Although the JOIN is an equi-join, and we have a required condition, it is not sufficient to prevent the user from seeing rows they should not be able to see. This is because the RIGHT JOIN will include every unmatched row in the right table, including rows that do not belong to the user.

Mitigations

All outer joins are rejected by HeimdaLLM at the grammar level. The only joins which are allowed are inner equi-joins.

Side effects

Mutating queries

This is where an attacker causes an LLM to produce a query that mutates the database, such as an UPDATE or DELETE query.

You could also have a trigger that mutates the database on SELECT, or a stored function that a SELECT query calls. Both of those would have a side-effect.

Mitigations

HeimdaLLM’s SQL grammar does not define support for any other query type besides SELECT. This means that any other query type will be rejected by the parser. The grammar also does not support SELECT INTO. A vulnerability would need to be present in the grammar that could allow for a mutation inside a SELECT query.

You will want to audit your database to ensure that no triggers are present on the selectable tables. You will also want to audit your stored functions and ensure that they are not allowlisted via the ConstraintValidator.can_use_function predicate.

Acquiring locks

An attacker could cause a query to contain SELECT FOR UPDATE, which would result in the database acquiring a lock on the rows that are returned. This can also happen implicitly if your transaction isolation level is set to SERIALIZABLE or REPEATABLE READ.

Acquiring locks during a SELECT could cause problems if your connections are recycled without rolling back or committing the transaction, because the lock would remain in place.

Mitigations

HeimdaLLM’s SQL grammar does not define the SELECT FOR UPDATE syntax, so explicit lock acquisition is not possible.

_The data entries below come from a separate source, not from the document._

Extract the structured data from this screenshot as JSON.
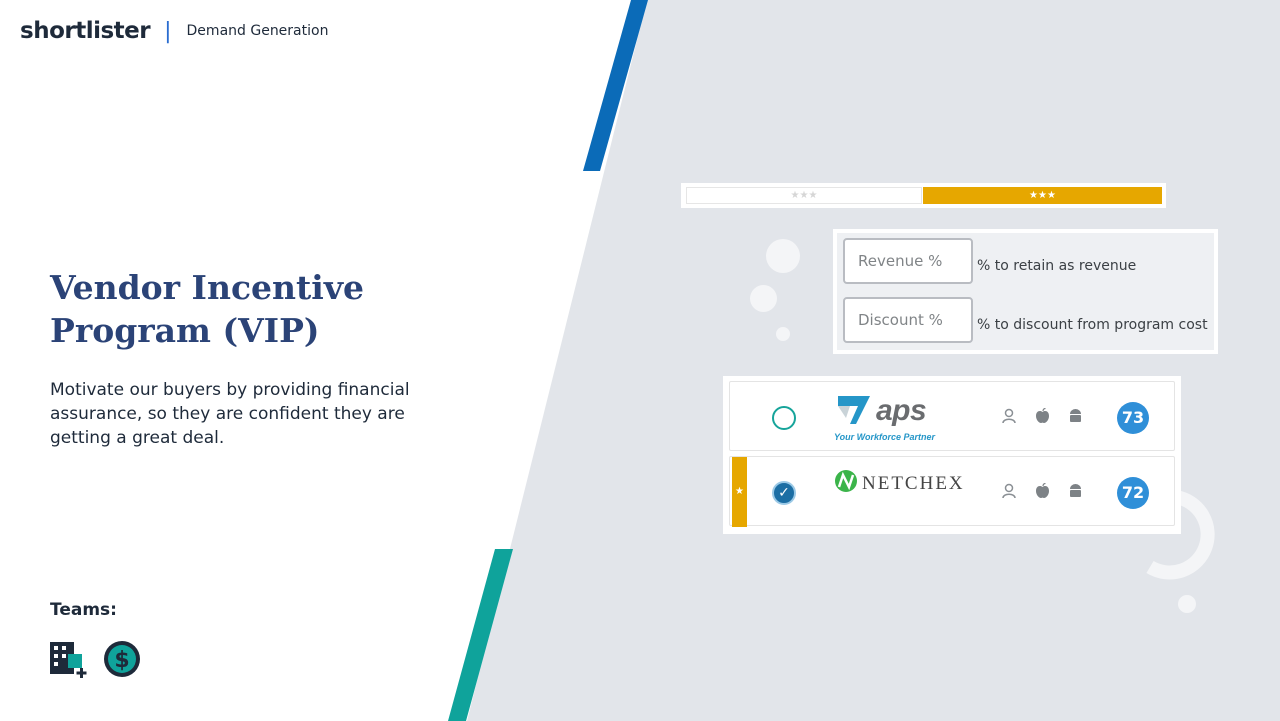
{
  "header": {
    "logo": "shortlister",
    "separator": "|",
    "section": "Demand Generation"
  },
  "main": {
    "title": "Vendor Incentive Program (VIP)",
    "description": "Motivate our buyers by providing financial assurance, so they are confident they are getting a great deal."
  },
  "teams": {
    "label": "Teams:",
    "icons": [
      "building-plus-icon",
      "dollar-circle-icon"
    ]
  },
  "stars_bar": {
    "left_stars": "★★★",
    "right_stars": "★★★"
  },
  "incentives": [
    {
      "field": "Revenue %",
      "text": "% to retain as revenue"
    },
    {
      "field": "Discount %",
      "text": "% to discount from program cost"
    }
  ],
  "vendors": [
    {
      "name": "aps",
      "tagline": "Your Workforce Partner",
      "selected": false,
      "score": "73",
      "starred": false
    },
    {
      "name": "NETCHEX",
      "tagline": "",
      "selected": true,
      "score": "72",
      "starred": true,
      "star": "★",
      "check": "✓"
    }
  ],
  "colors": {
    "accent_blue": "#0b6bb8",
    "accent_teal": "#0fa39b",
    "title": "#2b4377",
    "gold": "#e6a700",
    "score_blue": "#2f8fd8"
  }
}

However, implicit lock acquisition is still possible based on your isolation level, so you will want to ensure that your connection pool is configured to rollback or commit connections that are returned to the pool.

Function execution

An attacker could execute a SELECT query that contains function that has side-effects, such as sleep(). This could be used to cause a denial of service attack or other harmful behavior.

Mitigations

HeimdaLLM allows you to configure a function allowlist predicate, through ConstraintValidator.can_use_function, which can be used to prevent the execution of functions. We have chosen what we believe are sensible defaults, but you may customize these in your subclassed constraint validator.

The detection of functions is done by examining the parse tree for function calls, and the grammar has been defined to easily detect the usage of a function, no matter where it appears in the query. This means that a fault in the grammar must exist for a function to be executed undetected.